AKP’nin göz boyama şovları bugün yıkıntıya dönüşmüştür. AKP’nin seçim döneminde “Van’ın en büyük ve en kapsamlı hastanesi kurulacak” sözleriyle vaat ettiği ve seçimin ardından yapımına başladığı hastanenin inşaatı yerle bir olmuştur; Van Belediyesi’nin AKP’li olduğu dönemde yapılan TEDAŞ binası, 7 katlı öğrenci yurdu, iki katlı bir kahvehane ve bir imam hatip lisesi de depremde çökmüştür. AKP’ye soruyoruz 9 yıllık iktidarı boyunca; kendi düzenlemesiyle kalıcı vergi haline getirilen deprem vergileriyle toplanan para nereye harcanmıştır? Bu ülkede 9 yıldır kendi topraklarını bombalamak için, hapishaneler kurmak için harcadığı para ne kadardır? Peki deprem kuşağında olduğu bilinen bu ülkede depremden halkı korumak; denetim yapmak; gerekli yapısal düzenlemeleri hayata geçirmek ve herkesin sağlıklı insanca yaşayabileceği konutlarda barınması için ne kadar bütçe ayırmıştır? Kamu kurumlarının, sağlık ocağı ve yurtlar gibi kamu hizmeti üreten kurumların binalarını kim yapmaktadır? İhaleler kimlere verilmektedir? Van halkı da; Kocaeli depreminde kendilerine verilen konutlardan AKP kararıyla sürülmeye çalışılan, mücadele ettikleri için yargılanan Arızlı halkının yaşadıklarını yaşayacak mıdır? Van halkı da daha önce tüm depremlerde olduğu gibi iki gün sonra unutulacak mıdır? Evsiz, işsiz, yoksulluğuna yoksulluk katılmış olarak ortada mı bırakılacaktır? Kocaeli ve Yalova’da olduğu gibi TOKİ’nin yaptığı her yanı dökülen konutlarda üstelik borçlandırılarak mı yaşamaya mecbur bırakılacaklardır?

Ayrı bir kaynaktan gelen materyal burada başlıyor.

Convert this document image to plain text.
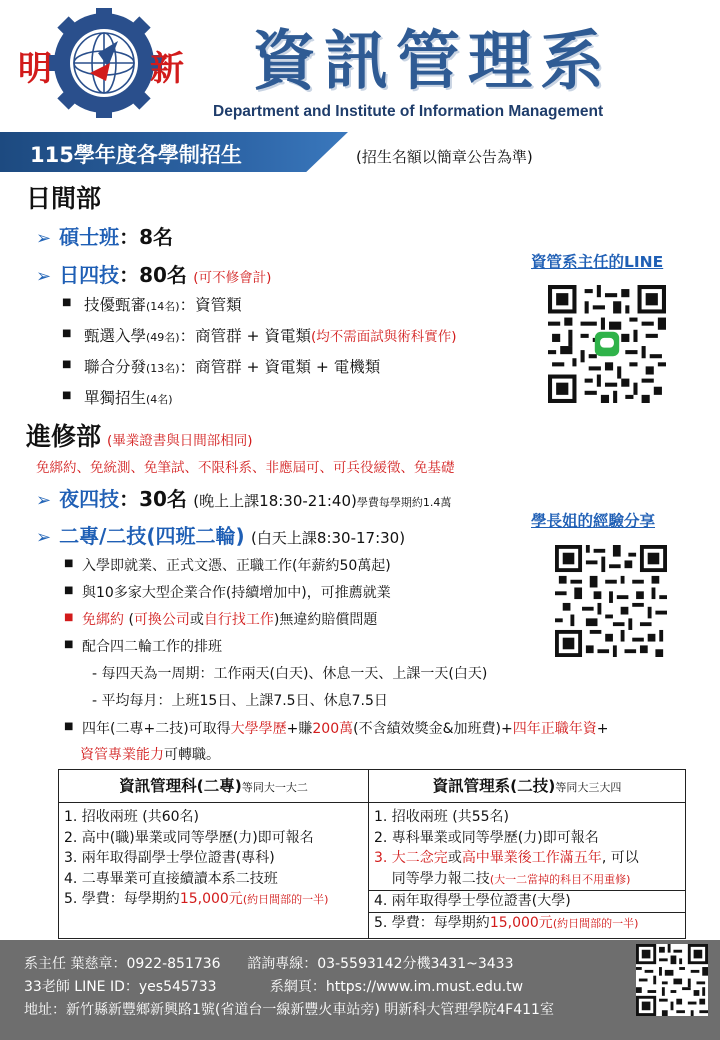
明	新 資訊管理系
Department and Institute of Information Management
115學年度各學制招生	(招生名額以簡章公告為準)
日間部
➢ 碩士班：8名
➢ 日四技：80名 (可不修會計)
■ 技優甄審(14名)：資管類
■ 甄選入學(49名)：商管群 + 資電類(均不需面試與術科實作)
■ 聯合分發(13名)：商管群 + 資電類 + 電機類
■ 單獨招生(4名)
資管系主任的LINE
進修部 (畢業證書與日間部相同)
免綁約、免統測、免筆試、不限科系、非應屆可、可兵役緩徵、免基礎
➢ 夜四技：30名 (晚上上課18:30-21:40)學費每學期約1.4萬
➢ 二專/二技(四班二輪) (白天上課8:30-17:30)
學長姐的經驗分享
■ 入學即就業、正式文憑、正職工作(年薪約50萬起)
■ 與10多家大型企業合作(持續增加中)，可推薦就業
■ 免綁約 (可換公司或自行找工作)無違約賠償問題
■ 配合四二輪工作的排班
- 每四天為一周期：工作兩天(白天)、休息一天、上課一天(白天)
- 平均每月：上班15日、上課7.5日、休息7.5日
■ 四年(二專+二技)可取得大學學歷+賺200萬(不含績效獎金&加班費)+四年正職年資+
資管專業能力可轉職。
資訊管理科(二專)等同大一大二
1. 招收兩班 (共60名)
2. 高中(職)畢業或同等學歷(力)即可報名
3. 兩年取得副學士學位證書(專科)
4. 二專畢業可直接續讀本系二技班
5. 學費：每學期約15,000元(約日間部的一半)
資訊管理系(二技)等同大三大四
1. 招收兩班 (共55名)
2. 專科畢業或同等學歷(力)即可報名
3. 大二念完或高中畢業後工作滿五年, 可以
同等學力報二技(大一二當掉的科目不用重修)
4. 兩年取得學士學位證書(大學)
5. 學費：每學期約15,000元(約日間部的一半)
系主任 葉慈章：0922-851736      諮詢專線：03-5593142分機3431~3433
33老師 LINE ID：yes545733            系網頁：https://www.im.must.edu.tw
地址：新竹縣新豐鄉新興路1號(省道台一線新豐火車站旁) 明新科大管理學院4F411室
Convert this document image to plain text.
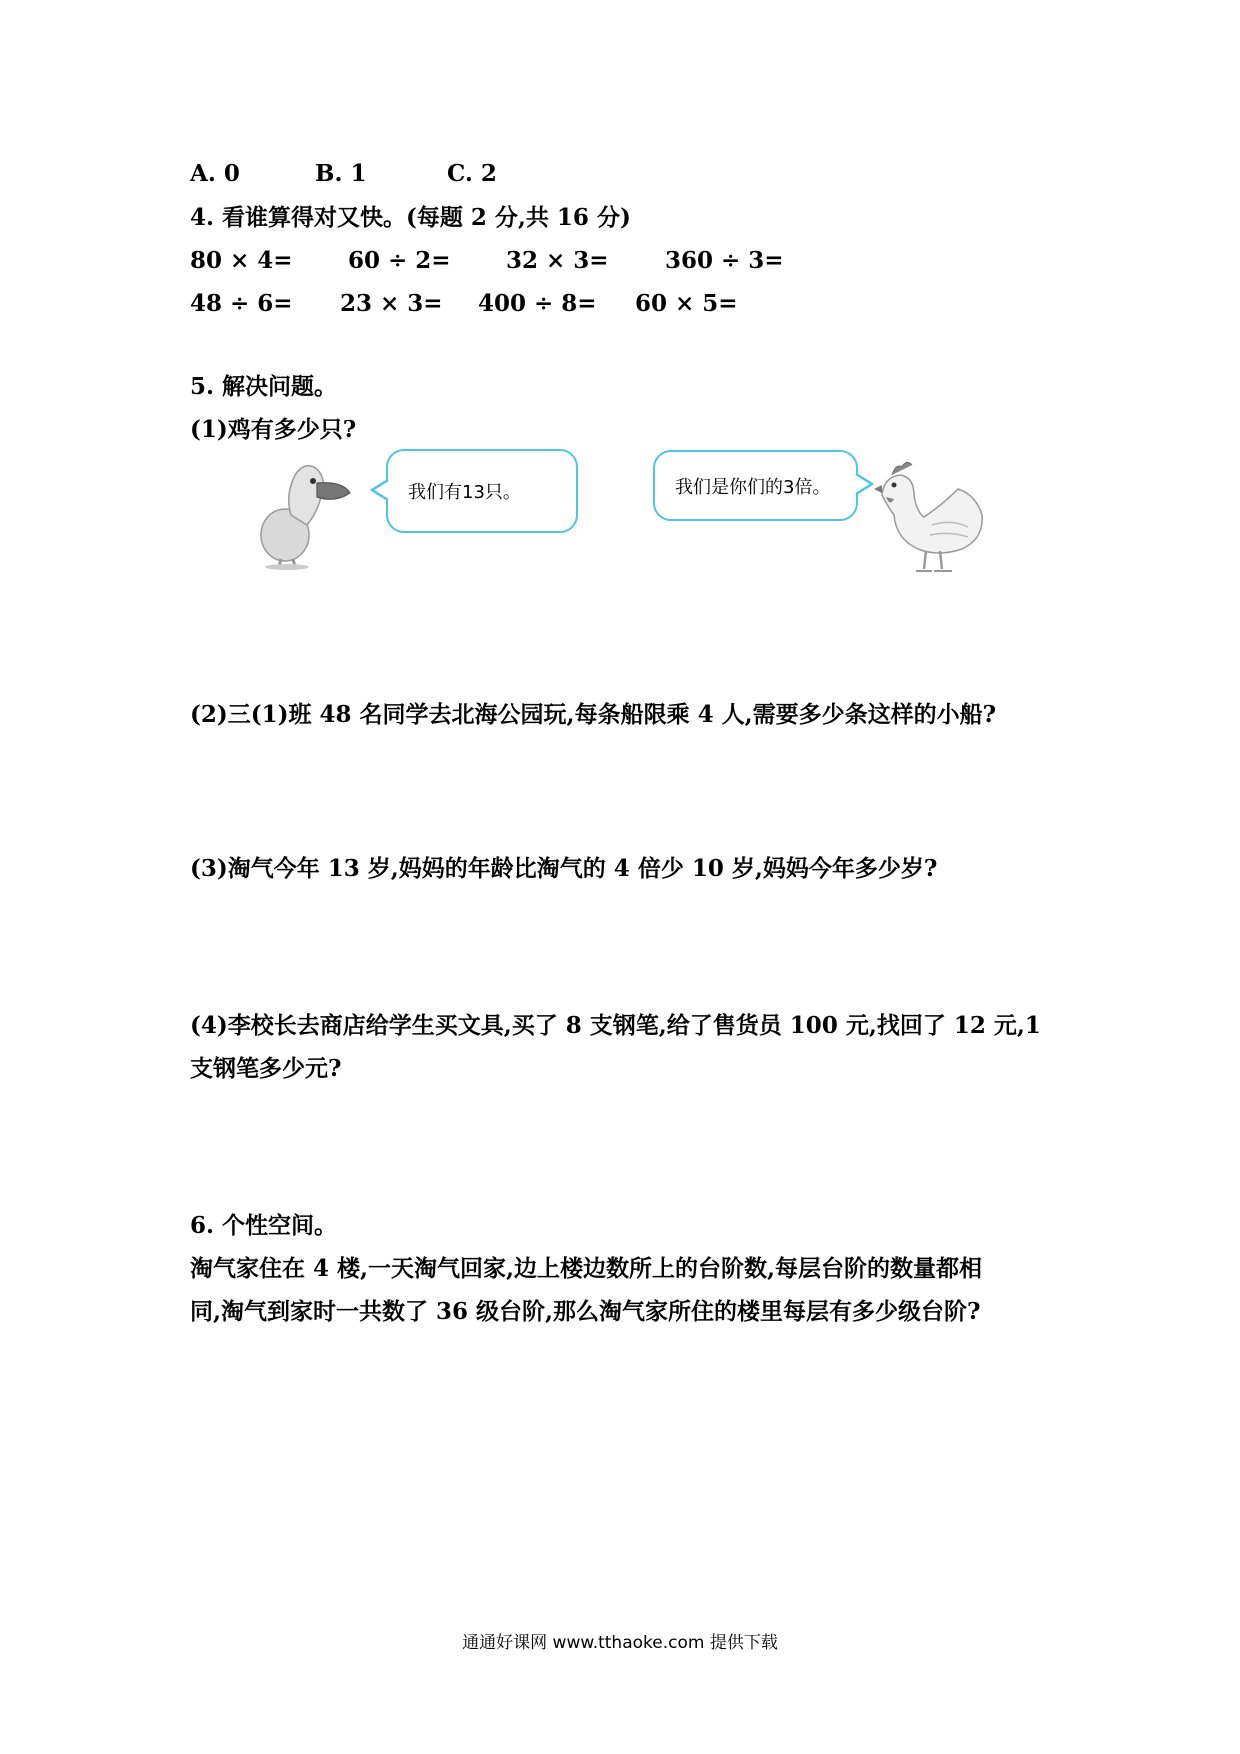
A. 0	B. 1	C. 2
4. 看谁算得对又快。(每题 2 分,共 16 分)
80 × 4= 60 ÷ 2= 32 × 3= 360 ÷ 3=
48 ÷ 6= 23 × 3= 400 ÷ 8= 60 × 5=
5. 解决问题。
(1)鸡有多少只?
我们有13只。	我们是你们的3倍。
(2)三(1)班 48 名同学去北海公园玩,每条船限乘 4 人,需要多少条这样的小船?
(3)淘气今年 13 岁,妈妈的年龄比淘气的 4 倍少 10 岁,妈妈今年多少岁?
(4)李校长去商店给学生买文具,买了 8 支钢笔,给了售货员 100 元,找回了 12 元,1
支钢笔多少元?
6. 个性空间。
淘气家住在 4 楼,一天淘气回家,边上楼边数所上的台阶数,每层台阶的数量都相
同,淘气到家时一共数了 36 级台阶,那么淘气家所住的楼里每层有多少级台阶?
通通好课网 www.tthaoke.com 提供下载
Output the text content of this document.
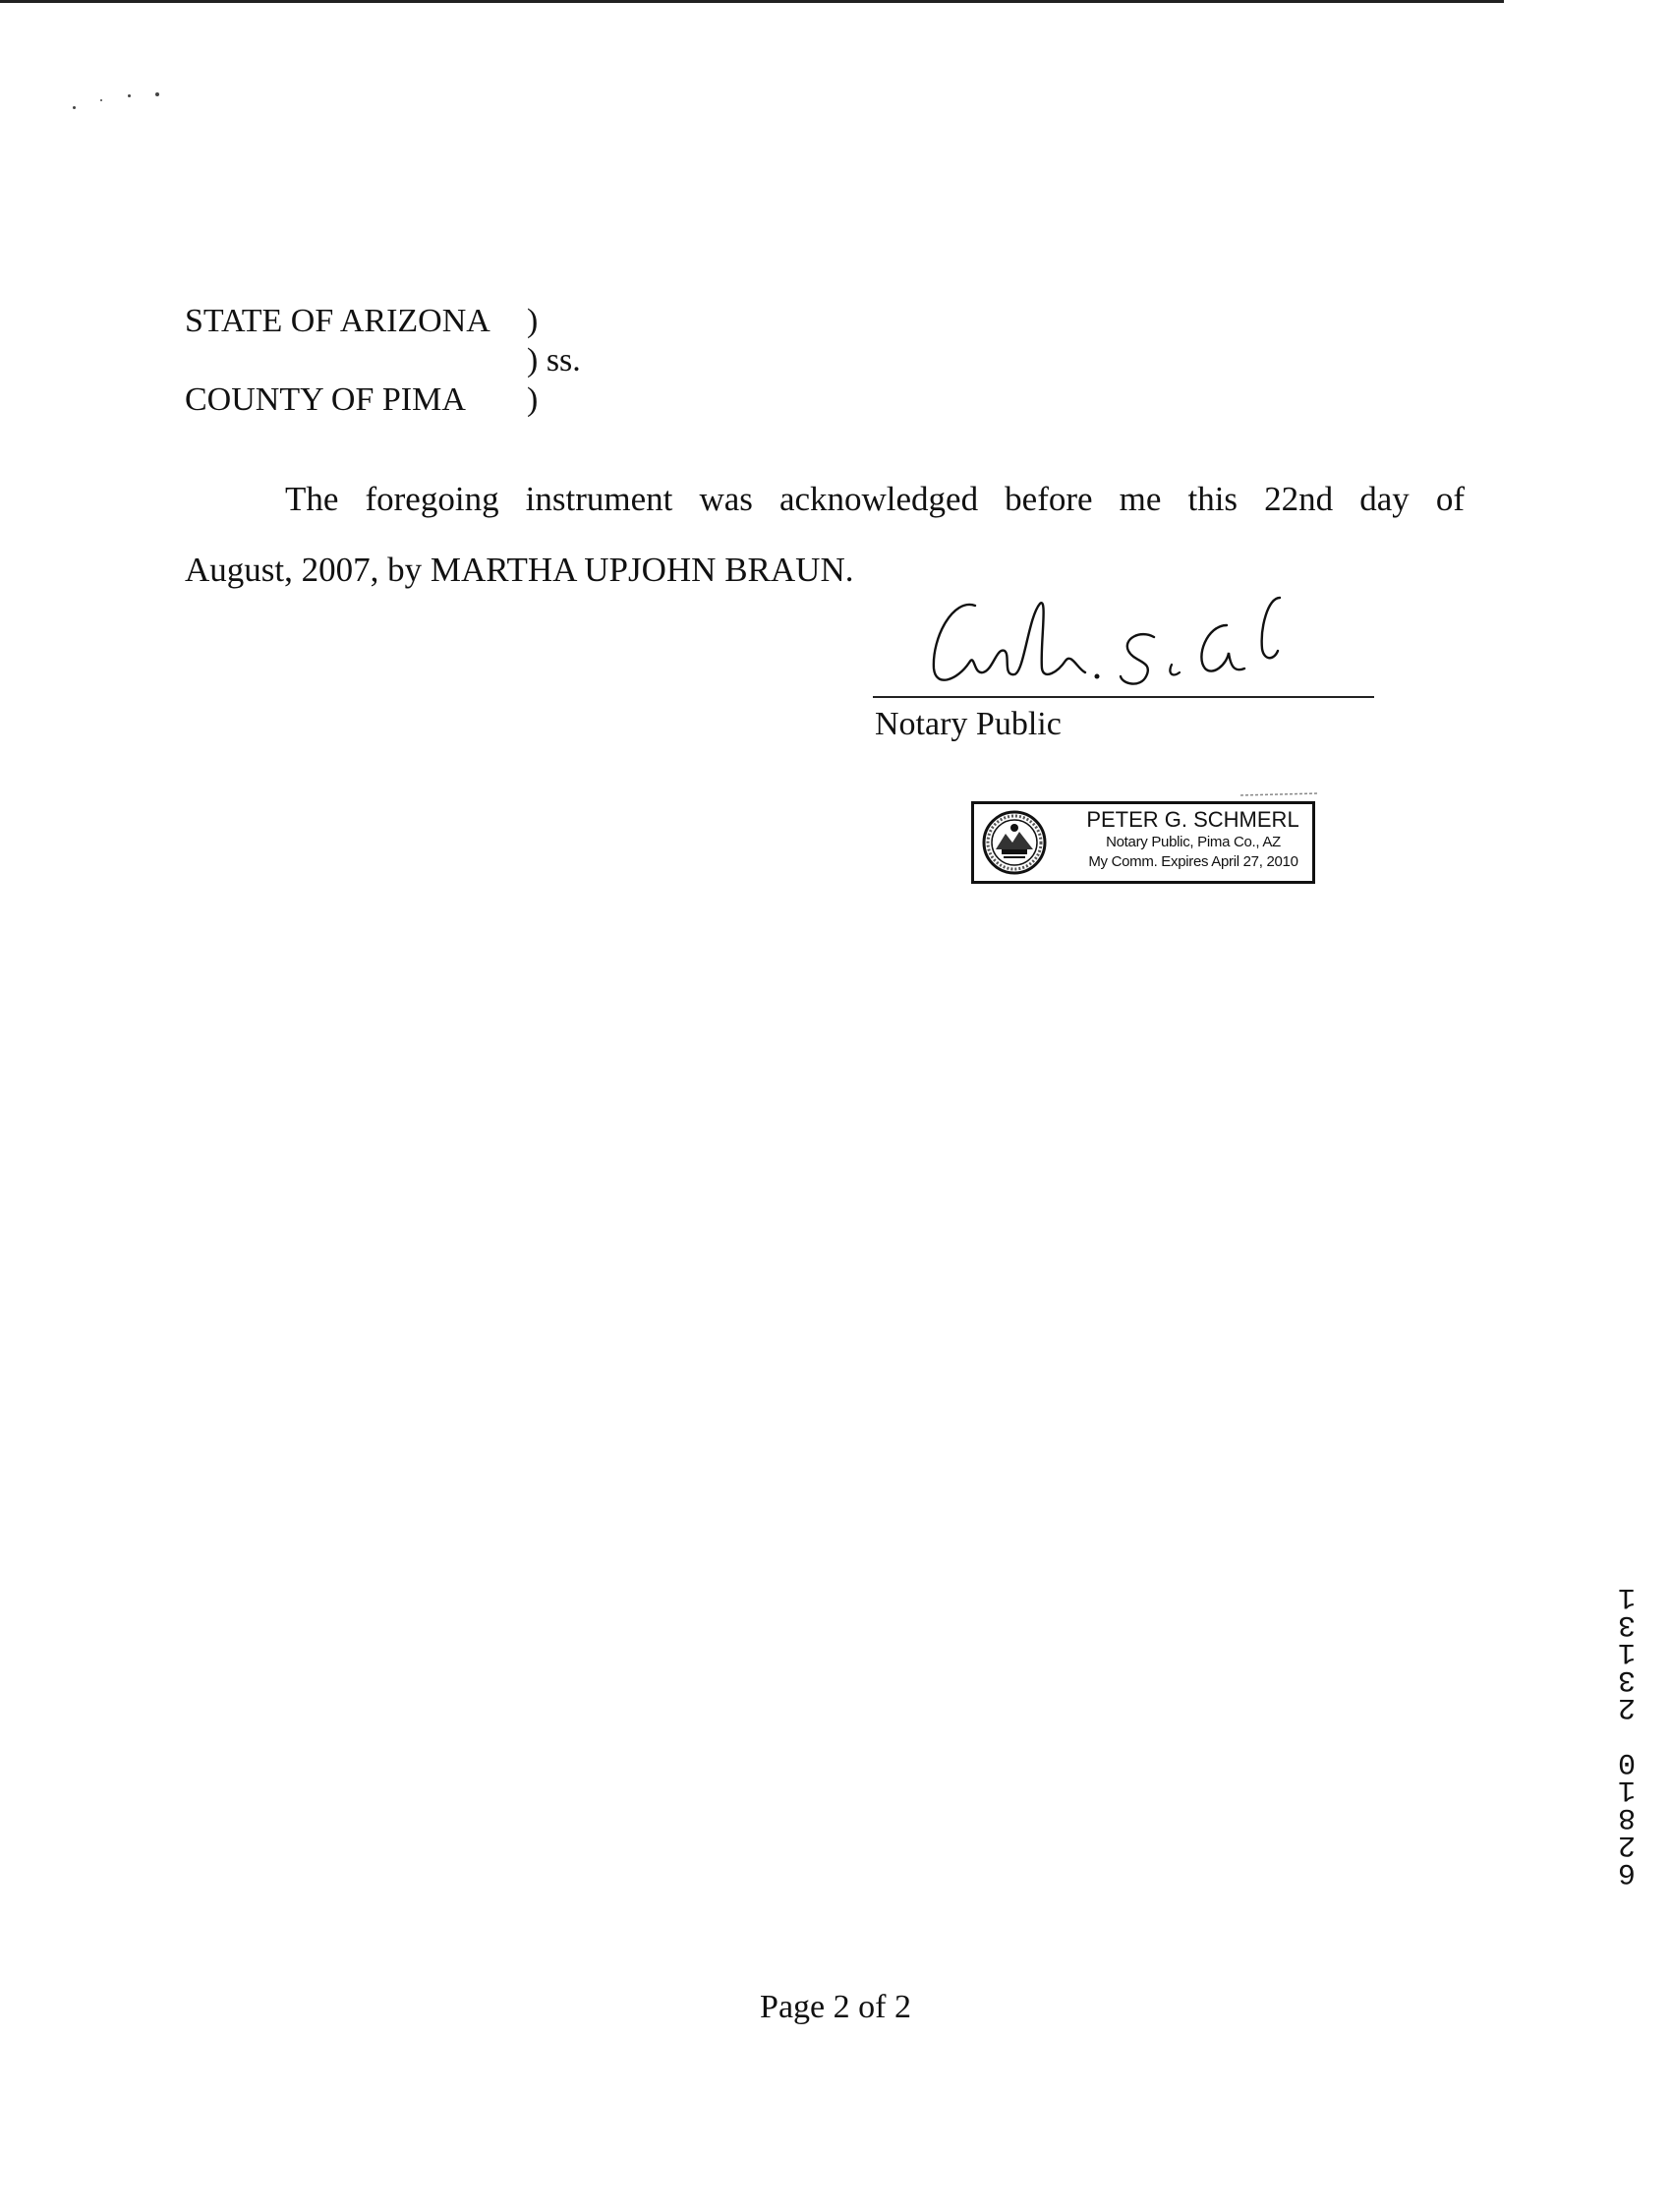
STATE OF ARIZONA )
) ss.
COUNTY OF PIMA )
The foregoing instrument was acknowledged before me this 22nd day of
August, 2007, by MARTHA UPJOHN BRAUN.
Notary Public
PETER G. SCHMERL
Notary Public, Pima Co., AZ
My Comm. Expires April 27, 2010
6
2
8
1
0
2
3
1
3
1
Page 2 of 2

Evet; biliyoruz ki AKP Van halkının mağduriyetini de kendi yararına kullanmaya çalışacaktır. İslamcı vakıf ve derneklerin “fenerli” soygunlarını unutturmak için bölgeye yöneltileceğini biliyoruz. Ekranlar şimdiden yandaş sermaye gruplarının “yardım” reklamlarını yayınlamaya başladı. Ama AKP bu soruların cevabını vermek, acilen tüm gerekli destek faaliyetini kamu organizasyonunda yapmak; Van halkının tüm mağduriyetinin kamu güvencesiyle giderilmesini garanti altına almak zorundadır. Acının gözlerimizi kör etmesine izin vermiyoruz. AKP’nin attığı her adımın takipçisi olacağız.
Burdan halkımıza sesleniyoruz. Savaş ve acıyla geçen günlerde en değerli şey kardeşliği dayanışmayla yeniden kurmaktır. Güvenceğimiz yer AKP iktidarı değil halkların kardeşliği ve dayanışmasıdır. Dayanışmamız bu topraklarda umudu çoğaltacaktır.
Şimdi hep birlikte umudu çoğaltalım. Kardeşliğimizi hiçbirşeyin bozmayacağını gösterelim.
Halkevleri Şubelerinde desteklerimizi, ellerimizi buluşturalım Van’a kardeşlik köprüsünü kuralım.